Where did you see a price posted? Oh, you made it up.
It's not a very big upgrade. There are no radical changes.
Wait... There ARE radical changes because they're basically rewriting OS X. The feature set is remaining the same.
Actually, there are quite a few radical changes. First, the new stuff - Exchange support, OpenCL, for example. Then the complete rewrite to be able to benefit from > 4 cores. Overall streamlining. Quicktime X. Overall, it's probably as time consuming an upgrade as Leopard, even if it doesn't look like it from the surface.
However, few of those are going to be of any benefit to PPC users (Exchange support, perhaps). So dropping PPC isn't really hurting them much.
According to the web archive you could still purchase a powerPC full line of Mac computer through the first quarter 2006.
Do you stop making a OS that works for machines that are 2.5 years old, especially for Mac hardware?
I find this lazy, and flawed.
If Snow Leopard were coming out today, that would be true. Instead, it's 'about a year' away - which means the newest PPC machines will be 3.5 years old - which is quite a few computer generations.

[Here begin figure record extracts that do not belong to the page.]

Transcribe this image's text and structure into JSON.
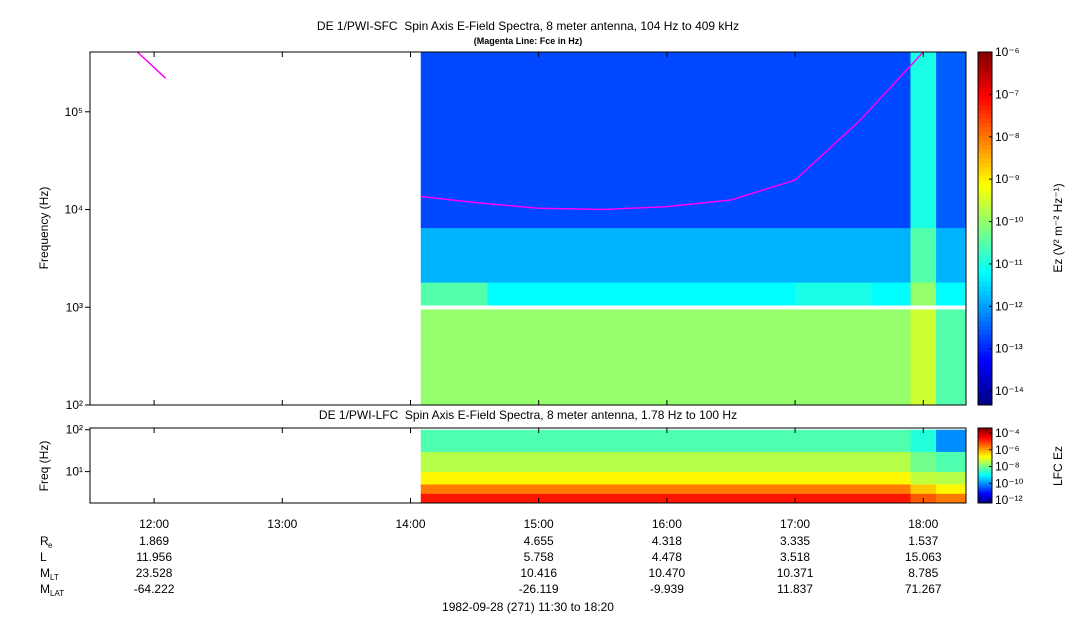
{
  "chart_data": [
    {
      "type": "spectrogram",
      "title": "DE 1/PWI-SFC  Spin Axis E-Field Spectra, 8 meter antenna, 104 Hz to 409 kHz",
      "subtitle": "(Magenta Line: Fce in Hz)",
      "y_label": "Frequency (Hz)",
      "colorbar_label": "Ez (V² m⁻² Hz⁻¹)",
      "colormap": "jet",
      "log_scale": true,
      "xlim": [
        11.5,
        18.3333
      ],
      "ylim": [
        100,
        409000
      ],
      "yticks": [
        {
          "value": 100,
          "label": "10²"
        },
        {
          "value": 1000,
          "label": "10³"
        },
        {
          "value": 10000,
          "label": "10⁴"
        },
        {
          "value": 100000,
          "label": "10⁵"
        }
      ],
      "zlim": [
        4.7e-15,
        1e-06
      ],
      "zticks": [
        {
          "value": 1e-06,
          "label": "10⁻⁶"
        },
        {
          "value": 1e-07,
          "label": "10⁻⁷"
        },
        {
          "value": 1e-08,
          "label": "10⁻⁸"
        },
        {
          "value": 1e-09,
          "label": "10⁻⁹"
        },
        {
          "value": 1e-10,
          "label": "10⁻¹⁰"
        },
        {
          "value": 1e-11,
          "label": "10⁻¹¹"
        },
        {
          "value": 1e-12,
          "label": "10⁻¹²"
        },
        {
          "value": 1e-13,
          "label": "10⁻¹³"
        },
        {
          "value": 1e-14,
          "label": "10⁻¹⁴"
        }
      ],
      "x_edges": [
        14.08,
        14.6,
        15.2,
        15.8,
        16.4,
        17,
        17.6,
        17.9,
        18.1,
        18.33
      ],
      "y_bins": [
        [
          100,
          950
        ],
        [
          1050,
          1800
        ],
        [
          1800,
          6500
        ],
        [
          6500,
          409000
        ]
      ],
      "z": [
        [
          1e-10,
          1e-10,
          1e-10,
          1e-10,
          1e-10,
          1e-10,
          1e-10,
          3e-10,
          3e-11
        ],
        [
          3e-11,
          6e-12,
          6e-12,
          6e-12,
          6e-12,
          1e-11,
          6e-12,
          1e-10,
          6e-12
        ],
        [
          1.5e-12,
          1.5e-12,
          1.5e-12,
          1.5e-12,
          1.5e-12,
          1.5e-12,
          1.5e-12,
          3e-11,
          1.5e-12
        ],
        [
          2e-13,
          2e-13,
          2e-13,
          2e-13,
          2e-13,
          2e-13,
          2e-13,
          1e-11,
          3e-13
        ]
      ],
      "series": [
        {
          "color": "#ff00ff",
          "x": [
            11.87,
            12.09,
            null,
            14.08,
            14.5,
            15,
            15.5,
            16,
            16.5,
            17,
            17.5,
            18
          ],
          "values": [
            409000,
            220000,
            null,
            13600,
            11800,
            10300,
            10000,
            10700,
            12500,
            20000,
            80000,
            409000
          ]
        }
      ]
    },
    {
      "type": "spectrogram",
      "title": "DE 1/PWI-LFC  Spin Axis E-Field Spectra, 8 meter antenna, 1.78 Hz to 100 Hz",
      "y_label": "Freq (Hz)",
      "colorbar_label": "LFC Ez",
      "colormap": "jet",
      "log_scale": true,
      "xlim": [
        11.5,
        18.3333
      ],
      "xticks": [
        {
          "value": 12,
          "label": "12:00"
        },
        {
          "value": 13,
          "label": "13:00"
        },
        {
          "value": 14,
          "label": "14:00"
        },
        {
          "value": 15,
          "label": "15:00"
        },
        {
          "value": 16,
          "label": "16:00"
        },
        {
          "value": 17,
          "label": "17:00"
        },
        {
          "value": 18,
          "label": "18:00"
        }
      ],
      "ylim": [
        1.78,
        110
      ],
      "yticks": [
        {
          "value": 10,
          "label": "10¹"
        },
        {
          "value": 100,
          "label": "10²"
        }
      ],
      "zlim": [
        4.4e-13,
        0.0004
      ],
      "zticks": [
        {
          "value": 0.0001,
          "label": "10⁻⁴"
        },
        {
          "value": 1e-06,
          "label": "10⁻⁶"
        },
        {
          "value": 1e-08,
          "label": "10⁻⁸"
        },
        {
          "value": 1e-10,
          "label": "10⁻¹⁰"
        },
        {
          "value": 1e-12,
          "label": "10⁻¹²"
        }
      ],
      "x_edges": [
        14.08,
        14.6,
        15.2,
        15.8,
        16.4,
        17,
        17.6,
        17.9,
        18.1,
        18.33
      ],
      "y_bins": [
        [
          1.78,
          3
        ],
        [
          3,
          5
        ],
        [
          5,
          10
        ],
        [
          10,
          30
        ],
        [
          30,
          100
        ]
      ],
      "z": [
        [
          2e-05,
          2e-05,
          2e-05,
          2e-05,
          2e-05,
          2e-05,
          2e-05,
          5e-06,
          2.5e-06
        ],
        [
          2.5e-06,
          2.5e-06,
          2.5e-06,
          2.5e-06,
          2.5e-06,
          2.5e-06,
          2.5e-06,
          5e-07,
          2e-07
        ],
        [
          2e-07,
          2e-07,
          2e-07,
          2e-07,
          2e-07,
          2e-07,
          2e-07,
          5e-08,
          4e-08
        ],
        [
          4e-08,
          4e-08,
          4e-08,
          4e-08,
          4e-08,
          4e-08,
          4e-08,
          1e-08,
          5e-09
        ],
        [
          5e-09,
          5e-09,
          5e-09,
          5e-09,
          5e-09,
          5e-09,
          5e-09,
          2e-09,
          1e-10
        ]
      ]
    }
  ],
  "ephemeris": {
    "labels": [
      {
        "main": "R",
        "sub": "e"
      },
      {
        "main": "L",
        "sub": ""
      },
      {
        "main": "M",
        "sub": "LT"
      },
      {
        "main": "M",
        "sub": "LAT"
      }
    ],
    "rows": [
      [
        "1.869",
        null,
        null,
        "4.655",
        "4.318",
        "3.335",
        "1.537"
      ],
      [
        "11.956",
        null,
        null,
        "5.758",
        "4.478",
        "3.518",
        "15.063"
      ],
      [
        "23.528",
        null,
        null,
        "10.416",
        "10.470",
        "10.371",
        "8.785"
      ],
      [
        "-64.222",
        null,
        null,
        "-26.119",
        "-9.939",
        "11.837",
        "71.267"
      ]
    ]
  },
  "footer": "1982-09-28 (271) 11:30 to 18:20"
}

As for lazy and flawed, how many computer software projects of this size have you run?
Nope. Just Dual Cores and Quad Cores (2xDual Cores).
I have the 2.0GHz Dual Core PowerMac G5, the last gen of PowerMacs, and I have to say I think this is BS to drop PPC G5 support. If anything, drop G4 support. The Dual Core G5 PPC is a perfectly capable chip to run what ever Apple wants to throw at it.
It was 3 years ago. Not any more. The world moves on.
And dropping G4 without dropping G5 wouldn't save anything. Dropping PPC reduces the work required by 50%. Dropping G4 wouldn't save much at all.
Hm. I suppose it is good for some of us, but the people who bought Powermac G5s must be annoyed.
Quite soon for a new operating system, my mac mini shipped with tiger and leopard in november, any idea when this will be released? Macworld? Or this time next year?
Apple has been releasing new versions of OS X every 18-24 months. This one will be on schedule. And as a G5 user, I'm not annoyed at all. I'll just leave the G5 on Leopard and move the other machines to Snow Leopard.
complain about windows as much as you want but we had scientific instruments running on windows 95 working happily in a network with vista machines.
That's a silly argument. Macs running Mac OS 6 can work happily on a network with Leopard machines, as well. Why do you think that's going to change with Snow Leopard?
If apple can afford to dump the PPC users it can afford to dump the 32 bit Intel users (which are far less).
Except that supporting PPC doubles the workload. Supporting 32 bit in addition to 64 bit doesn't add much work at all. Plus, the 32 bit Intel machines are even newer than the PPC machines. Can you imagine the whining if Snow Leopard didn't run on a computer that will be 2 years old at the time?